The placebo effect can be traced in part to physical changes that take place in the spine when a fake drug is taken, according to a study conducted by researchers from the University Medical Center Hamburg-Eppendorf in Germany, and published in the journal Science.

The placebo effect refers to a phenomenon in which a person's symptoms diminish after taking a biologically inactive treatment that they believe to be a real drug. It is a well-documented effect that is particularly strong for conditions originating in the central nervous system, such as pain and depression.

"These results provide direct evidence for spinal inhibition as one mechanism of placebo analgesia and highlight that psychological factors can act on the earliest stages of pain processing in the central nervous system," the researchers wrote.

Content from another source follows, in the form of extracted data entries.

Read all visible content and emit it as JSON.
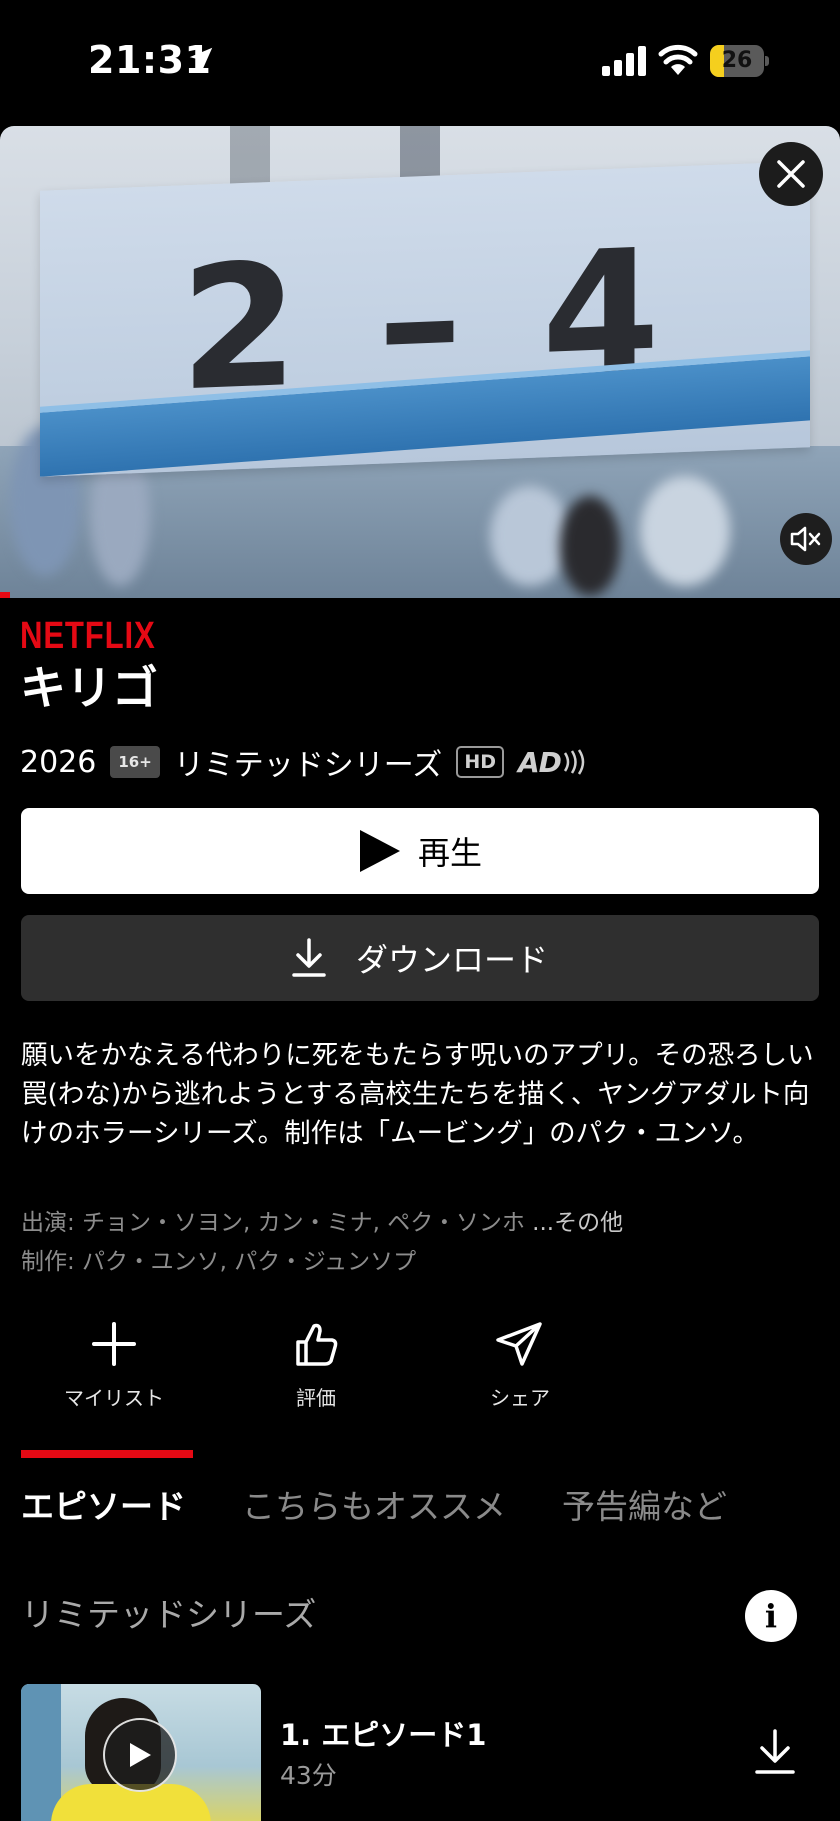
{
  "status_bar": {
    "time": "21:31",
    "battery": "26",
    "battery_level": 0.26
  },
  "hero": {
    "sign_text": "2 – 4",
    "accent_color": "#e50914"
  },
  "show": {
    "brand": "NETFLIX",
    "title": "キリゴ",
    "year": "2026",
    "rating": "16+",
    "type": "リミテッドシリーズ",
    "hd": "HD",
    "ad": "AD"
  },
  "buttons": {
    "play_label": "再生",
    "download_label": "ダウンロード"
  },
  "synopsis": "願いをかなえる代わりに死をもたらす呪いのアプリ。その恐ろしい罠(わな)から逃れようとする高校生たちを描く、ヤングアダルト向けのホラーシリーズ。制作は「ムービング」のパク・ユンソ。",
  "credits": {
    "cast": "出演: チョン・ソヨン, カン・ミナ, ペク・ソンホ",
    "cast_more": "...その他",
    "creators": "制作: パク・ユンソ, パク・ジュンソプ"
  },
  "actions": [
    {
      "label": "マイリスト",
      "icon": "plus-icon"
    },
    {
      "label": "評価",
      "icon": "thumbs-up-icon"
    },
    {
      "label": "シェア",
      "icon": "send-icon"
    }
  ],
  "tabs": [
    {
      "label": "エピソード",
      "active": true
    },
    {
      "label": "こちらもオススメ",
      "active": false
    },
    {
      "label": "予告編など",
      "active": false
    }
  ],
  "series_label": "リミテッドシリーズ",
  "episodes": [
    {
      "title": "1. エピソード1",
      "duration": "43分"
    }
  ]
}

Researchers told 15 healthy men that their arms were being treated with two separate creams - one of them an anesthetic, the other a placebo. They then applied painful heat to the treated sections of the participants arms while taking a functional magnetic resonance imaging (fMRI) scan of their spinal cords.

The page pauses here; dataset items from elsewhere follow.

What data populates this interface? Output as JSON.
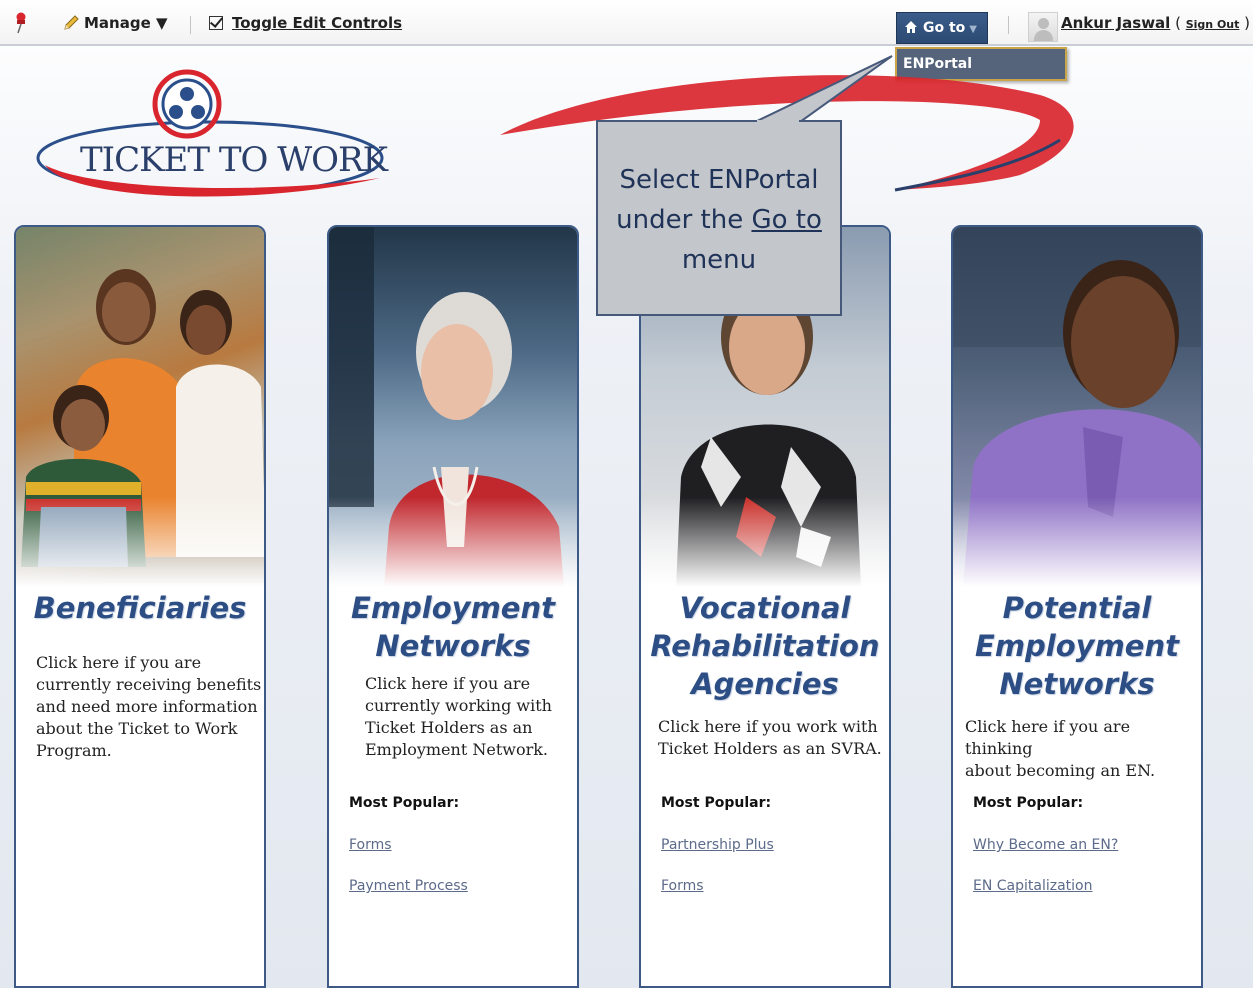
{
  "topbar": {
    "manage_label": "Manage ▼",
    "toggle_label": "Toggle Edit Controls",
    "goto_label": "Go to",
    "goto_caret": "▼",
    "goto_menu_item": "ENPortal",
    "user_name": "Ankur Jaswal",
    "signout_open": " ( ",
    "signout_label": "Sign Out",
    "signout_close": " )"
  },
  "logo": {
    "text": "TICKET TO WORK"
  },
  "callout": {
    "line1": "Select ENPortal",
    "line2_pre": "under the ",
    "line2_link": "Go to",
    "line3": "menu"
  },
  "cards": [
    {
      "title": [
        "Beneficiaries"
      ],
      "desc": [
        "Click here if you are",
        "currently receiving benefits",
        "and need more information",
        "about the Ticket to Work",
        "Program."
      ],
      "popular": "",
      "links": []
    },
    {
      "title": [
        "Employment",
        "Networks"
      ],
      "desc": [
        "Click here if you are",
        "currently working with",
        "Ticket Holders as an",
        "Employment Network."
      ],
      "popular": "Most Popular:",
      "links": [
        "Forms",
        "Payment Process"
      ]
    },
    {
      "title": [
        "Vocational",
        "Rehabilitation",
        "Agencies"
      ],
      "desc": [
        "Click here if you work with",
        "Ticket Holders as an SVRA."
      ],
      "popular": "Most Popular:",
      "links": [
        "Partnership Plus",
        "Forms"
      ]
    },
    {
      "title": [
        "Potential",
        "Employment",
        "Networks"
      ],
      "desc": [
        "Click here if you are thinking",
        "about becoming an EN."
      ],
      "popular": "Most Popular:",
      "links": [
        "Why Become an EN?",
        "EN Capitalization"
      ]
    }
  ],
  "colors": {
    "brand_blue": "#2d4e85",
    "goto_bg": "#2c4a73",
    "callout_bg": "#c3c6cb",
    "swoosh_red": "#d9262e"
  }
}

Both creams were, in fact, medically inactive placebos. Yet the men not only reported experiencing significantly less pain when treated with a cream they believed to be active, but the fMRI scans showed that the activity of the nerves in their spine was also significantly reduced. This shows that when given a placebo, the mind is not just filtering pain away - the body actually feels less.

"It is deeply rooted in very, very early areas of the central nervous system. That definitely speaks for a strong effect," lead researcher Falk Eippert said.

The researchers still could not explain how the perception of treatment created an effect in the spine, however. They suggested that the body might respond to treatment with a perceived drug by releasing its own natural painkillers.